A decision by the Merit Systems Protection Board on June 8 (Sachs v. OPM, CH-844E-04-0087-I-1), while not stating new law, is instructive as a reminder regarding the importance of presenting all known evidence at hearing and not at the appeal. The decision also reminds of the importance of preserving objections to the rulings of the administrative judge–not only those made at the hearing, but at the prehearing as well.

In Sachs, an employee of the Department of Navy applied for disability retirement. OPM denied the employee’s application, he appealed to the Board, and the AJ upheld OPM’s decision. On appeal, the employee claimed that the AJ erred by disallowing his request for the testimony of two witnesses. The AJ had denied those witnesses at the prehearing conference, finding that their testimony would be irrelevant. The Board found that the employee had waived any objection to the AJ’s witness rulings because the hearing record did not reflect that the employee had objected to the AJ’s prehearing witnesses rulings. Accordingly, this holding indicates the importance of noting all objections to the AJ’s rulings on the hearing record, including noting objections to rulings made prior to the start of the hearing.

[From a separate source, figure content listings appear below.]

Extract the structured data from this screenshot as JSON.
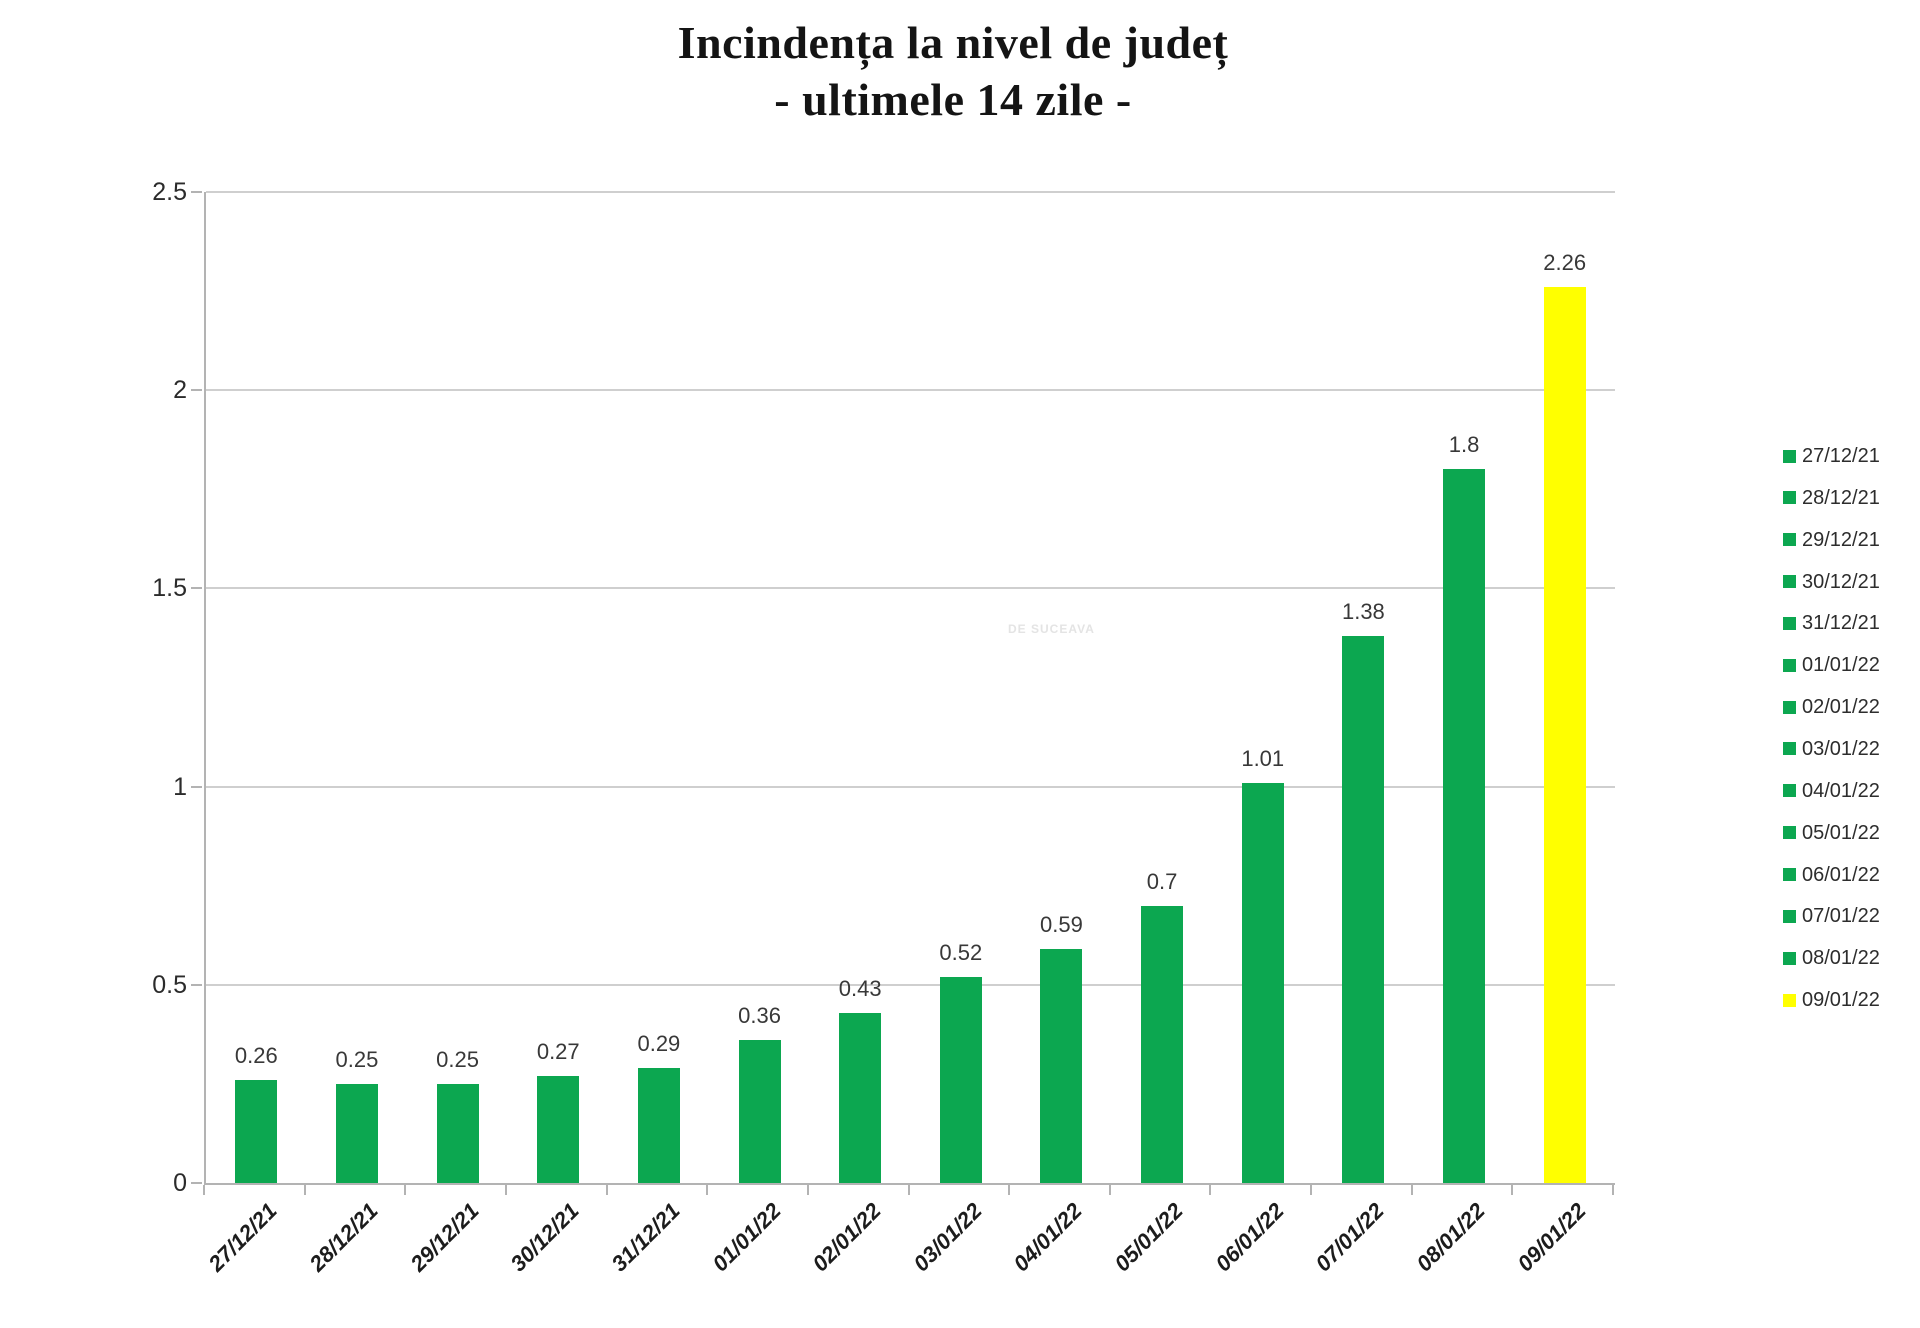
{
  "title": {
    "line1": "Incindența la nivel de județ",
    "line2": "- ultimele 14 zile -"
  },
  "watermark": "DE SUCEAVA",
  "colors": {
    "bar_green": "#0ca750",
    "bar_yellow": "#ffff00",
    "gridline": "#cfcfcf",
    "axis": "#b3b3b3",
    "text": "#2b2b2b"
  },
  "chart_data": {
    "type": "bar",
    "title": "Incindența la nivel de județ - ultimele 14 zile -",
    "xlabel": "",
    "ylabel": "",
    "ylim": [
      0,
      2.5
    ],
    "yticks": [
      0,
      0.5,
      1,
      1.5,
      2,
      2.5
    ],
    "ytick_labels": [
      "0",
      "0.5",
      "1",
      "1.5",
      "2",
      "2.5"
    ],
    "grid": true,
    "legend_position": "right",
    "categories": [
      "27/12/21",
      "28/12/21",
      "29/12/21",
      "30/12/21",
      "31/12/21",
      "01/01/22",
      "02/01/22",
      "03/01/22",
      "04/01/22",
      "05/01/22",
      "06/01/22",
      "07/01/22",
      "08/01/22",
      "09/01/22"
    ],
    "values": [
      0.26,
      0.25,
      0.25,
      0.27,
      0.29,
      0.36,
      0.43,
      0.52,
      0.59,
      0.7,
      1.01,
      1.38,
      1.8,
      2.26
    ],
    "value_labels": [
      "0.26",
      "0.25",
      "0.25",
      "0.27",
      "0.29",
      "0.36",
      "0.43",
      "0.52",
      "0.59",
      "0.7",
      "1.01",
      "1.38",
      "1.8",
      "2.26"
    ],
    "highlight_index": 13,
    "legend": [
      {
        "label": "27/12/21",
        "color": "#0ca750"
      },
      {
        "label": "28/12/21",
        "color": "#0ca750"
      },
      {
        "label": "29/12/21",
        "color": "#0ca750"
      },
      {
        "label": "30/12/21",
        "color": "#0ca750"
      },
      {
        "label": "31/12/21",
        "color": "#0ca750"
      },
      {
        "label": "01/01/22",
        "color": "#0ca750"
      },
      {
        "label": "02/01/22",
        "color": "#0ca750"
      },
      {
        "label": "03/01/22",
        "color": "#0ca750"
      },
      {
        "label": "04/01/22",
        "color": "#0ca750"
      },
      {
        "label": "05/01/22",
        "color": "#0ca750"
      },
      {
        "label": "06/01/22",
        "color": "#0ca750"
      },
      {
        "label": "07/01/22",
        "color": "#0ca750"
      },
      {
        "label": "08/01/22",
        "color": "#0ca750"
      },
      {
        "label": "09/01/22",
        "color": "#ffff00"
      }
    ]
  }
}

In addition, the employee on appeal asked the Board to consider new evidence obtained after the close of the hearing record. The Board does not consider evidence submitted for the first time with the petition for review without a showing that the evidence was unavailable before the record was closed despite the party’s due diligence. The Board further reminded in Sachs that it is the information in the documents that must have been unavailable, not the documents themselves. So, for example, a letter from the employee’s psychologist dated after the close of the record, which supported the claim for disability retirement, was not considered by the Board. The Board noted that the letter from the doctor was not based on information not known prior to the close of the record. In contrast, a decision by the Department of Veteran Affairs that was issued after the close of the record, which retroactively upgraded the employee’s prior 50 percent disability rating to a 100 percent rating, was considered. The Board also noted that the decision by the DVA that the employee was 100 percent disabled was not issued at the time of the decision and could not have been considered by the Board, or OPM.

The Board remanded this case for further consideration of appellant’s entitlement to disability retirement in his position of record, at the time of filing his application. Sachs clearly demonstrates the importance of putting forth your best case at hearing, with all relevant evidence, and not “saving” arguments or evidence for the appeal.